With Indianapolis Public Schools slowly burning through its savings, district leaders may soon ask taxpayers for more money.
For the third year in a row, the district expects to operate at a deficit, following years of declines in state funding and growing spending on teacher pay. Now, to balance the budget, some district leaders say IPS may need to ask taxpayers for more money through a referendum.
It will be more than a year before the district can put a referendum to increase property taxes on the ballot, said Superintendent Lewis Ferebee. But with state funding stagnant or declining, Ferebee said that he believes the district will “absolutely” need to have a referendum for more funding to pay teachers at the current rate and potentially increase pay in the future.
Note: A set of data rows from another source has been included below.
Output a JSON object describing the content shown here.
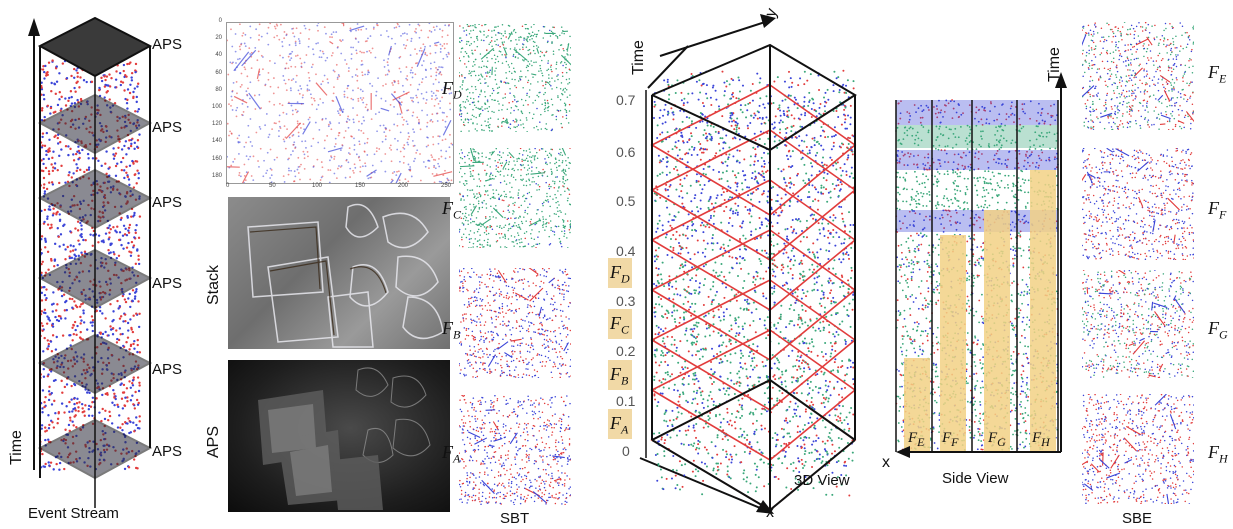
{
  "event_stream": {
    "aps_labels": [
      "APS",
      "APS",
      "APS",
      "APS",
      "APS",
      "APS"
    ],
    "time_label": "Time",
    "caption": "Event Stream"
  },
  "middle": {
    "stack_label": "Stack",
    "aps_label": "APS",
    "plot_y_ticks": [
      "0",
      "20",
      "40",
      "60",
      "80",
      "100",
      "120",
      "140",
      "160",
      "180"
    ],
    "plot_x_ticks": [
      "0",
      "50",
      "100",
      "150",
      "200",
      "250"
    ]
  },
  "sbt": {
    "caption": "SBT",
    "frames": [
      {
        "letter": "F",
        "sub": "D"
      },
      {
        "letter": "F",
        "sub": "C"
      },
      {
        "letter": "F",
        "sub": "B"
      },
      {
        "letter": "F",
        "sub": "A"
      }
    ]
  },
  "view3d": {
    "time_label": "Time",
    "axis_y": "y",
    "axis_x": "x",
    "caption": "3D View",
    "ticks": [
      "0.7",
      "0.6",
      "0.5",
      "0.4",
      "0.3",
      "0.2",
      "0.1",
      "0"
    ],
    "bands": [
      {
        "letter": "F",
        "sub": "D"
      },
      {
        "letter": "F",
        "sub": "C"
      },
      {
        "letter": "F",
        "sub": "B"
      },
      {
        "letter": "F",
        "sub": "A"
      }
    ]
  },
  "side_view": {
    "time_label": "Time",
    "axis_x": "x",
    "caption": "Side View",
    "bars": [
      {
        "letter": "F",
        "sub": "E"
      },
      {
        "letter": "F",
        "sub": "F"
      },
      {
        "letter": "F",
        "sub": "G"
      },
      {
        "letter": "F",
        "sub": "H"
      }
    ]
  },
  "sbe": {
    "caption": "SBE",
    "frames": [
      {
        "letter": "F",
        "sub": "E"
      },
      {
        "letter": "F",
        "sub": "F"
      },
      {
        "letter": "F",
        "sub": "G"
      },
      {
        "letter": "F",
        "sub": "H"
      }
    ]
  },
  "colors": {
    "red": "#e23c3c",
    "blue": "#3a44d8",
    "green": "#3aa77a",
    "band": "#f1d9a6",
    "bar": "#f2d185"
  }
}
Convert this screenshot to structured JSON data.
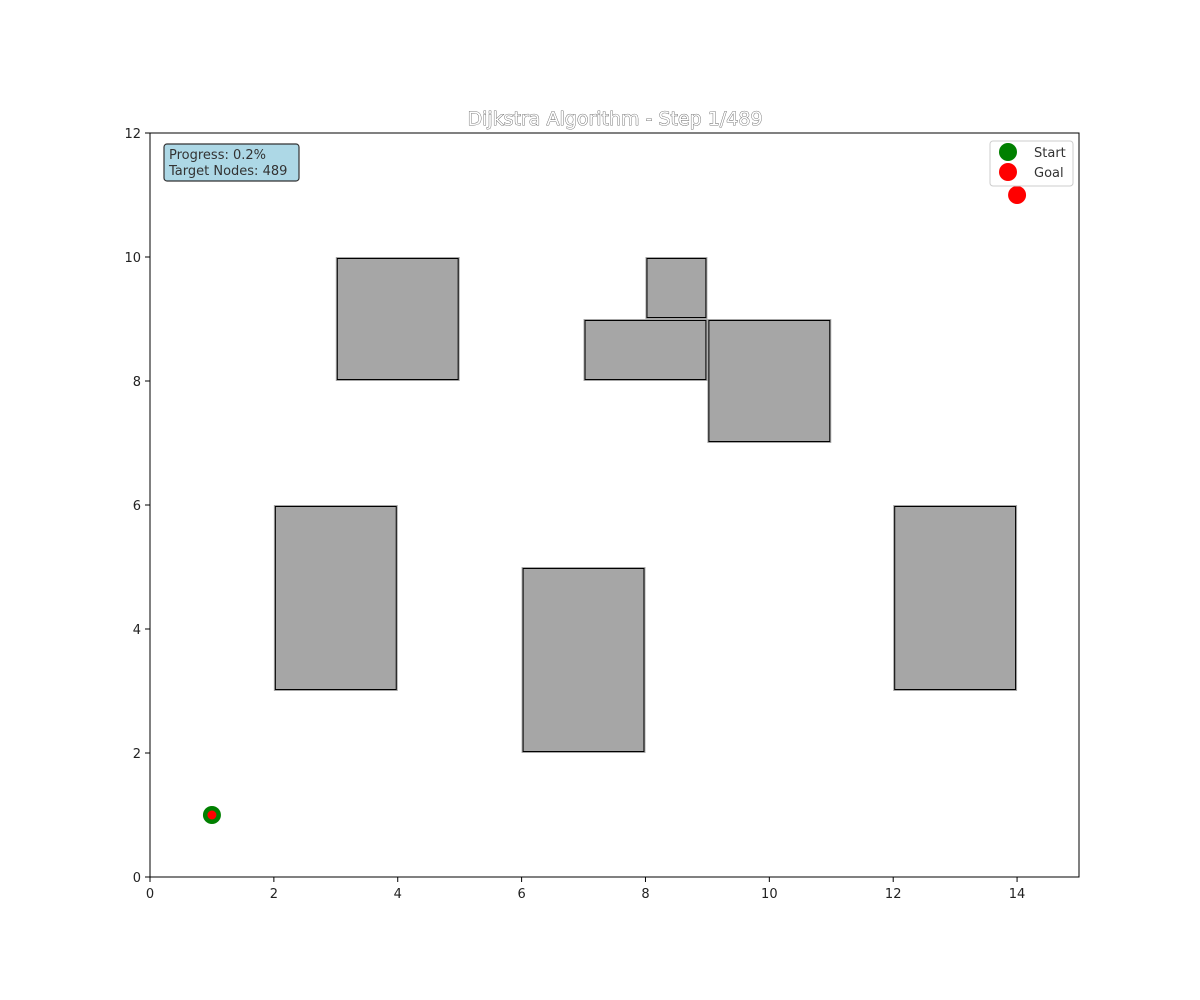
{
  "chart_data": {
    "type": "scatter",
    "title": "Dijkstra Algorithm - Step 1/489",
    "xlabel": "",
    "ylabel": "",
    "xlim": [
      0,
      15
    ],
    "ylim": [
      0,
      12
    ],
    "xticks": [
      0,
      2,
      4,
      6,
      8,
      10,
      12,
      14
    ],
    "yticks": [
      0,
      2,
      4,
      6,
      8,
      10,
      12
    ],
    "grid": false,
    "obstacles": [
      {
        "x": 3,
        "y": 8,
        "w": 2,
        "h": 2
      },
      {
        "x": 7,
        "y": 8,
        "w": 2,
        "h": 1
      },
      {
        "x": 8,
        "y": 9,
        "w": 1,
        "h": 1
      },
      {
        "x": 9,
        "y": 7,
        "w": 2,
        "h": 2
      },
      {
        "x": 2,
        "y": 3,
        "w": 2,
        "h": 3
      },
      {
        "x": 6,
        "y": 2,
        "w": 2,
        "h": 3
      },
      {
        "x": 12,
        "y": 3,
        "w": 2,
        "h": 3
      }
    ],
    "obstacle_color": "#a6a6a6",
    "series": [
      {
        "name": "Start",
        "color": "#008000",
        "points": [
          [
            1,
            1
          ]
        ]
      },
      {
        "name": "Goal",
        "color": "#ff0000",
        "points": [
          [
            14,
            11
          ]
        ]
      }
    ],
    "visited": [
      [
        1,
        1
      ]
    ],
    "visited_color": "#ff0000",
    "legend_position": "top-right"
  },
  "info_box": {
    "line1": "Progress: 0.2%",
    "line2": "Target Nodes: 489",
    "background": "#add8e6"
  }
}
In recent years Indiana schools have become largely reliant on state funding for operating expenses, with local money primarily paying for transportation and facilities. But districts with pinched budgets often appeal directly to residents to increase property taxes and send more money to schools. Of the 11 school districts in Marion County, eight have asked taxpayers for more funding to pay operating expenses such as teacher salaries and six were successful. The most recent district to make an appeal was Washington Township, which passed a referendum last fall.
Next year, IPS expects to spend about $22 million more on operating expenses then it receives in state, local and federal dollars. The district can make up for that gap in the short-term because it has about $57 million in savings, and it is adding millions of dollars to its coffers each year from the sale of unused buildings. But neither strategy is sustainable in the long term.
“We know we have deficits,” said Weston Young, the district’s chief financial manager. “Ultimately, much like a lot of the other local districts and state districts, an operating referendum is very much a consideration for our district.”
Before district leaders appeal to voters for more cash, however, they are aiming to cut some of the costs that are weighing down the shrinking district — which has lost thousands of students over the last decade. The biggest drain are the district’s underused schools. The district has nearly three times as many seats as there are high school students to fill them, which dramatically pushes up costs at some schools.
(Read: Empty hallways, higher costs force Indianapolis Public Schools to consider closing high schools)
Last summer, IPS leaders announced plans to close some of the district’s high schools. Ferebee said last week that the district could close schools by 2018-2019.
Board member Kelly Bentley said that closing some high schools is one way that the district can show taxpayers that it is managing its finances responsibly — and win more support for a referendum.
“I think the district has been and continues to be really good stewards of the money that we have,” she said. “We need to continue to do that so that the taxpayers feel comfortable that we are doing what we can with what we have, and there really is no other alternative.”
IPS leaders are also looking to prove their fiscal responsibility in other ways: Since Ferebee took the helm three years ago, the district has touted a focus on making sure funding goes directly to schools. Last year, consultants for the district found that spending on management and leadership had fallen to $684 per student in 2015-2016 from $876 in 2012-2013.
But IPS leadership has also spent big on some areas. The district has spent hundreds of thousands of dollars to pay outside consultants to help plan a new approach to school budgeting. And last fall, the district approved the first teacher raise in years, which increased the minimum salary for teachers to $40,000 — at a price tag of about $1.7 million per year, according to an IPS spokesperson.
If the district wants to raise teacher and principal salaries again, the district will need to have a referendum, Bentley said.
“With concentrated poverty like we have in IPS, I just think it’s a huge challenge for principals and teachers,” she said. “We just need to be able to pay them competitively. I just hope that the public will see that.”